Besides landing big contracts, such as a recent $112 million mail-servicing agreement with Bank of America, Pitney Bowes has made some smart deals, such as the acquisition of Ancora Capital Management (in California, Pennsylvania, and Maryland) and Groupe MAG (France, Belgium, and Luxembourg), the purchase of assets from Kilburn Office Automation Ltd. (India), and a joint venture with Semco Participacoes Limitada (Brazil).

Worldwide growth from a company with impressive cash flows and an above-average dividend. Mail it in, baby!

Robert Brokamp, who is the editor of the Rule Your Retirement newsletter service, does not own any of the companies mentioned in this article.

InterActiveCorp (NASDAQ:IACI)
New York , N.Y.
52-week low-high: $19.16 - $34.62
$15.5 billion market cap

By Jeff Hwang

Here's a stock that is a clear buy.

The fact is that Internet pure plays with truly viable businesses are rare, and most of them -- including Google (NASDAQ:GOOG), eBay (NASDAQ:EBAY), and Yahoo! (NASDAQ:YHOO) -- carry premium price tags. But if you'd like to own one on the cheap, then InterActiveCorp -- the outfit run by media mogul Barry Diller -- offers such an opportunity. Sometime during the second quarter, the company plans to spin off IAC Travel (along with TripAdvisor) -- the segment that includes Expedia, the largest online travel website in the world.

IAC generated $1 billion in free cash flow last year and $1 billion in free cash flow in 2003. Similarly, the company saw operating income before amortization climb 19% last year to $1.02 billion.
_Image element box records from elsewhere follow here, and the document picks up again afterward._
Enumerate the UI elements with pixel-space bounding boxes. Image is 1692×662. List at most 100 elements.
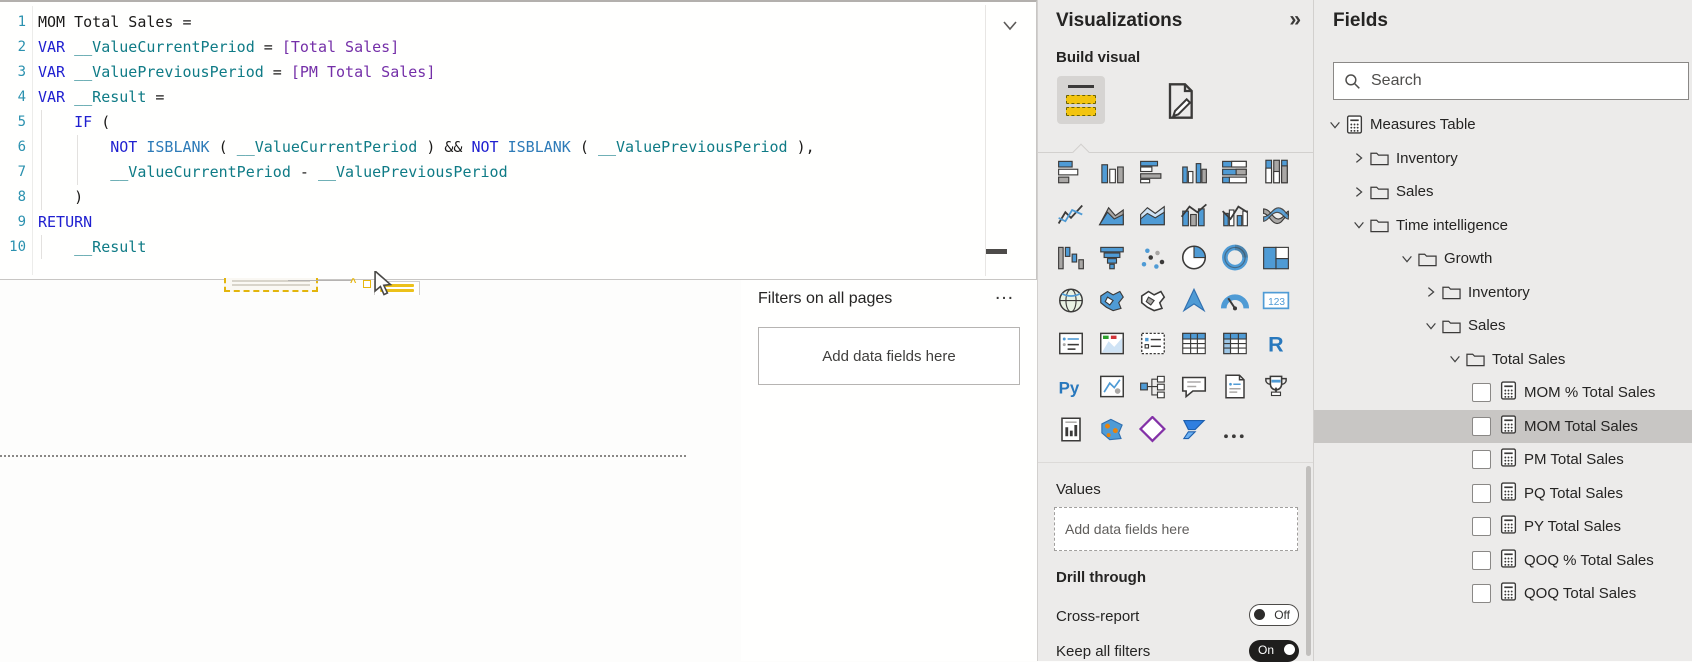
folder-icon [1370, 184, 1389, 200]
field-checkbox[interactable] [1472, 584, 1491, 604]
code-line[interactable]: NOT ISBLANK ( __ValueCurrentPeriod ) && … [38, 135, 814, 160]
hundred-stacked-column-chart-icon[interactable] [1261, 158, 1302, 201]
chevron-right-icon[interactable] [1352, 151, 1366, 165]
slicer-icon[interactable] [1138, 330, 1179, 373]
tree-item-total-sales[interactable]: Total Sales [1314, 343, 1692, 377]
tree-item-sales[interactable]: Sales [1314, 175, 1692, 209]
stacked-area-chart-icon[interactable] [1138, 201, 1179, 244]
ribbon-chart-icon[interactable] [1261, 201, 1302, 244]
clustered-column-chart-icon[interactable] [1179, 158, 1220, 201]
area-chart-icon[interactable] [1097, 201, 1138, 244]
line-clustered-column-chart-icon[interactable] [1220, 201, 1261, 244]
collapse-formula-bar-icon[interactable] [999, 14, 1021, 41]
scatter-chart-icon[interactable] [1138, 244, 1179, 287]
more-visuals-icon[interactable] [1220, 416, 1261, 459]
smart-narrative-icon[interactable] [1220, 373, 1261, 416]
dax-code[interactable]: MOM Total Sales = VAR __ValueCurrentPerio… [38, 10, 815, 260]
field-checkbox[interactable] [1472, 383, 1491, 403]
measure-qoq-total-sales[interactable]: QOQ % Total Sales [1314, 544, 1692, 578]
field-checkbox[interactable] [1472, 550, 1491, 570]
measure-py-total-sales[interactable]: PY Total Sales [1314, 510, 1692, 544]
measure-pm-total-sales[interactable]: PM Total Sales [1314, 443, 1692, 477]
matrix-icon[interactable] [1220, 330, 1261, 373]
chevron-down-icon[interactable] [1448, 352, 1462, 366]
tab-format-visual[interactable] [1160, 80, 1204, 124]
fields-search-box[interactable] [1333, 62, 1689, 100]
filled-map-icon[interactable] [1097, 287, 1138, 330]
measure-mom-total-sales[interactable]: MOM % Total Sales [1314, 376, 1692, 410]
code-line[interactable]: VAR __ValuePreviousPeriod = [PM Total Sa… [38, 60, 815, 85]
qa-visual-icon[interactable] [1179, 373, 1220, 416]
pie-chart-icon[interactable] [1179, 244, 1220, 287]
code-line[interactable]: RETURN [38, 210, 815, 235]
tree-item-label: MOM Total Sales [1524, 417, 1638, 435]
collapse-panel-icon[interactable]: » [1289, 8, 1301, 32]
code-line[interactable]: __Result [38, 235, 815, 260]
indent-guide [41, 110, 42, 210]
key-influencers-icon[interactable] [1097, 373, 1138, 416]
chevron-down-icon[interactable] [1352, 218, 1366, 232]
line-stacked-column-chart-icon[interactable] [1179, 201, 1220, 244]
clustered-bar-chart-icon[interactable] [1138, 158, 1179, 201]
field-checkbox[interactable] [1472, 517, 1491, 537]
cross-report-toggle[interactable]: Off [1249, 604, 1299, 626]
keep-all-filters-toggle[interactable]: On [1249, 640, 1299, 662]
gauge-icon[interactable] [1220, 287, 1261, 330]
r-script-visual-icon[interactable]: R [1261, 330, 1302, 373]
code-line[interactable]: VAR __ValueCurrentPeriod = [Total Sales] [38, 35, 815, 60]
tree-item-growth[interactable]: Growth [1314, 242, 1692, 276]
visualizations-scrollbar[interactable] [1306, 466, 1311, 656]
tree-item-inventory[interactable]: Inventory [1314, 276, 1692, 310]
decomposition-tree-icon[interactable] [1138, 373, 1179, 416]
measure-mom-total-sales[interactable]: MOM Total Sales [1314, 409, 1692, 443]
code-line[interactable]: IF ( [38, 110, 815, 135]
tree-item-sales[interactable]: Sales [1314, 309, 1692, 343]
power-apps-visual-icon[interactable] [1138, 416, 1179, 459]
dax-formula-editor[interactable]: 1 2 3 4 5 6 7 8 9 10 MOM Total Sales = VAR __Value… [0, 0, 1037, 280]
measure-qoq-total-sales[interactable]: QOQ Total Sales [1314, 577, 1692, 611]
power-automate-visual-icon[interactable] [1179, 416, 1220, 459]
paginated-report-icon[interactable] [1056, 416, 1097, 459]
chevron-right-icon[interactable] [1352, 185, 1366, 199]
tab-build-visual[interactable] [1057, 76, 1105, 124]
line-chart-icon[interactable] [1056, 201, 1097, 244]
multi-row-card-icon[interactable] [1056, 330, 1097, 373]
funnel-chart-icon[interactable] [1097, 244, 1138, 287]
filters-dropzone[interactable]: Add data fields here [758, 327, 1020, 385]
table-icon[interactable] [1179, 330, 1220, 373]
tree-item-time-intelligence[interactable]: Time intelligence [1314, 209, 1692, 243]
metrics-icon[interactable] [1261, 373, 1302, 416]
python-visual-icon[interactable]: Py [1056, 373, 1097, 416]
azure-map-icon[interactable] [1179, 287, 1220, 330]
hundred-stacked-bar-chart-icon[interactable] [1220, 158, 1261, 201]
tree-item-measures-table[interactable]: Measures Table [1314, 108, 1692, 142]
kpi-icon[interactable] [1097, 330, 1138, 373]
card-icon[interactable]: 123 [1261, 287, 1302, 330]
code-line[interactable]: MOM Total Sales = [38, 10, 815, 35]
waterfall-chart-icon[interactable] [1056, 244, 1097, 287]
treemap-icon[interactable] [1261, 244, 1302, 287]
measure-pq-total-sales[interactable]: PQ Total Sales [1314, 477, 1692, 511]
tree-item-inventory[interactable]: Inventory [1314, 142, 1692, 176]
code-line[interactable]: __ValueCurrentPeriod - __ValuePreviousPe… [38, 160, 815, 185]
field-checkbox[interactable] [1472, 416, 1491, 436]
shape-map-icon[interactable] [1138, 287, 1179, 330]
field-checkbox[interactable] [1472, 450, 1491, 470]
map-icon[interactable] [1056, 287, 1097, 330]
stacked-column-chart-icon[interactable] [1097, 158, 1138, 201]
chevron-down-icon[interactable] [1424, 319, 1438, 333]
chevron-down-icon[interactable] [1400, 252, 1414, 266]
folder-icon [1442, 318, 1461, 334]
values-dropzone[interactable]: Add data fields here [1054, 507, 1298, 551]
chevron-right-icon[interactable] [1424, 285, 1438, 299]
arcgis-map-icon[interactable] [1097, 416, 1138, 459]
editor-scrollbar-thumb[interactable] [986, 249, 1007, 254]
code-line[interactable]: VAR __Result = [38, 85, 815, 110]
field-checkbox[interactable] [1472, 483, 1491, 503]
search-input[interactable] [1369, 71, 1688, 91]
chevron-down-icon[interactable] [1328, 118, 1342, 132]
stacked-bar-chart-icon[interactable] [1056, 158, 1097, 201]
filters-more-options-icon[interactable]: … [994, 282, 1015, 305]
donut-chart-icon[interactable] [1220, 244, 1261, 287]
code-line[interactable]: ) [38, 185, 815, 210]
IAC Travel accounts for about half of OIBA, and the steady Ticketmaster and electronic retailing businesses (including HSN) account for about 40% of OIBA.

The company continually invests its cash flow by acquiring upstart businesses such as Lending Tree, Expedia, and, providing the catalyst for future growth. IAC also showed interest in investing in its more mature electronic retailing business with the recent $720 million acquisition agreement with Cornerstone Brands. The bottom line is that the company's $1 billion in annual free cash flow, as well as the $2.8 billion in cash over $1.5 billion in debt on the balance sheet, enhances the value of the acquisitions while lowering their risk.

At about $16 billion, the market is saying that IAC Travel is worth 20 times OIBA, and that the rest of IAC is worth 12 times OIBA (operating income before amortization). But value IAC Travel more like its Internet peers; then at 30 OIBA the rest of IAC is free, and the total package is a low-risk bargain with better-than-moderate upside.

Fool contributor Jeff Hwang owns shares of InterActiveCorp.

Reading Jeff's argument for InterActiveCorp, I have a one-word reason why not to vote for this company: Ticketmaster. Any company that charges you a "convenience fee" and a "processing fee" (which can add up a 35% markup of the ticket price) just to put you through a voice-mail maze deserves universal hatred. Get this: Even if the concert is cancelled, you don't get your "processing fee" refunded. Is there a "service" more hated than Ticketmaster? I can think of nary a one. -- R.B.

Can't argue with solid, but I can argue with return. The enterprising investor is a forward-looking one and would much prefer a herky-jerky 25% annual return than a smooth 15% -- particularly when he does not have to pay for any additional risk, as I believe is the case with InterActiveCorp. -- J.H.